Digital systems are integrated in our environment and have become a natural part of our every day life. As we rely more on these systems our expectations on them increases. We expect them to perform new tasks, communicate and cooperate. The complexity of these systems are increasing. The increasing complexity and the requirement for flexibility, which allows the system to adapt and evolve over time, makes them difficult to design and realise using existing techniques and tools. This thesis address different problems in the design process of flexible digital systems.



We present our computational model Image Processing-Data Flow Graphs (IP-DFG), a computational model tailored for modelling and implementation of image processing algorithms. IP-DFG is based on Data Flow Graphs (DFGs), which have been extended with hierarchy and explicit support for loops. This allows for a natural representation of image processing tasks.
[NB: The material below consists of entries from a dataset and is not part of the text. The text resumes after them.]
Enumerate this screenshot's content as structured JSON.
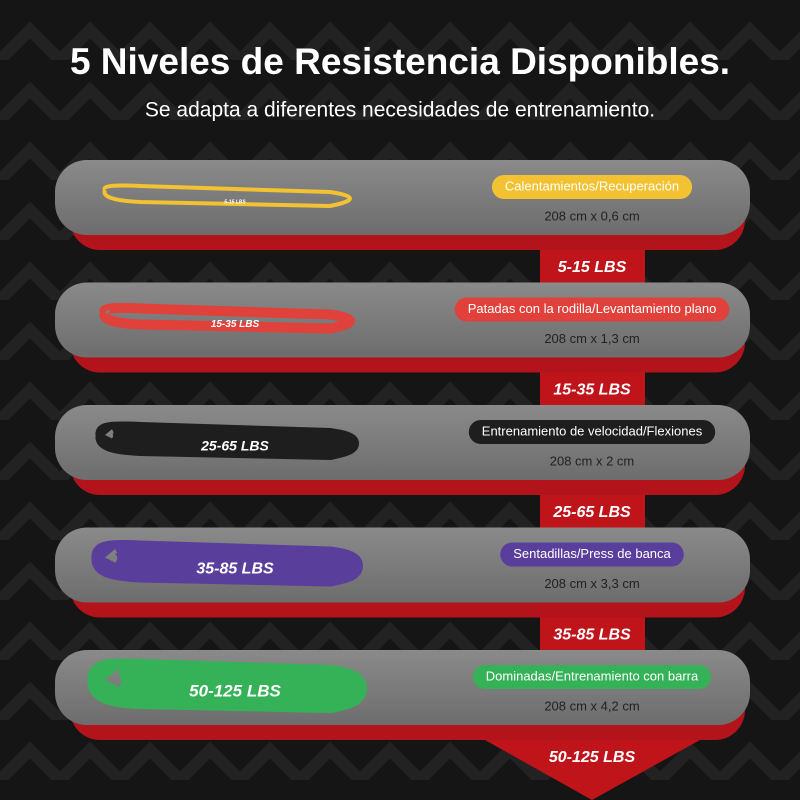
{
  "header": {
    "title": "5 Niveles de Resistencia Disponibles.",
    "subtitle": "Se adapta a diferentes necesidades de entrenamiento."
  },
  "levels": [
    {
      "band_label": "5-15 LBS",
      "use": "Calentamientos/Recuperación",
      "dimensions": "208 cm x 0,6 cm",
      "level": "5-15 LBS",
      "color": "#f2c232"
    },
    {
      "band_label": "15-35 LBS",
      "use": "Patadas con la rodilla/Levantamiento plano",
      "dimensions": "208 cm x 1,3 cm",
      "level": "15-35 LBS",
      "color": "#e0413a"
    },
    {
      "band_label": "25-65 LBS",
      "use": "Entrenamiento de velocidad/Flexiones",
      "dimensions": "208 cm x 2 cm",
      "level": "25-65 LBS",
      "color": "#1e1e1e"
    },
    {
      "band_label": "35-85 LBS",
      "use": "Sentadillas/Press de banca",
      "dimensions": "208 cm x 3,3 cm",
      "level": "35-85 LBS",
      "color": "#5a3e9c"
    },
    {
      "band_label": "50-125 LBS",
      "use": "Dominadas/Entrenamiento con barra",
      "dimensions": "208 cm x 4,2 cm",
      "level": "50-125 LBS",
      "color": "#35b257"
    }
  ]
}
The computational model IP-DFG have been integrated into our run-time system IPAPI. IPAPI manages the execution of all image processing related tasks in our Unmanned Aerial Vehicle (UAV) in the WITAS project. Combining a Java implementation of IPAPI and a library of highly optimised implementations of a few key IP-DFG nodes gives high flexibility and sufficient performance. The flexibility greatly simplified the process of migrating the functionality from a simulated system on desktop computers to the on-board system of the UAV.



Hardware acceleration have successfully been used to increase the performance in many applications. We discuss different trade-offs during the design process of hardware accelerated systems and present our hardware software interface. We also suggests a design flow for rapid prototyping of System on Programmable Chips (SoPCs).



One part of the design flow is automatic hardware compilation from Java. Our hardware compiler takes a new approach to hardware compilation. The source code is partitioned based on its behaviour and characteristics. Each partitioned is treated separately, allowing domain specific optimisations and code generators to be used.



Our work with hardware compilation have been focused on memory accesses. We use data dependence analysis to detect data reuse. Data to be reduced are stored in local memories close to the data path. This drastically reduce the number of accesses to the data being processed, allowing large data structures to be stored in cost efficient but slow external memory while still running the data path at full speed.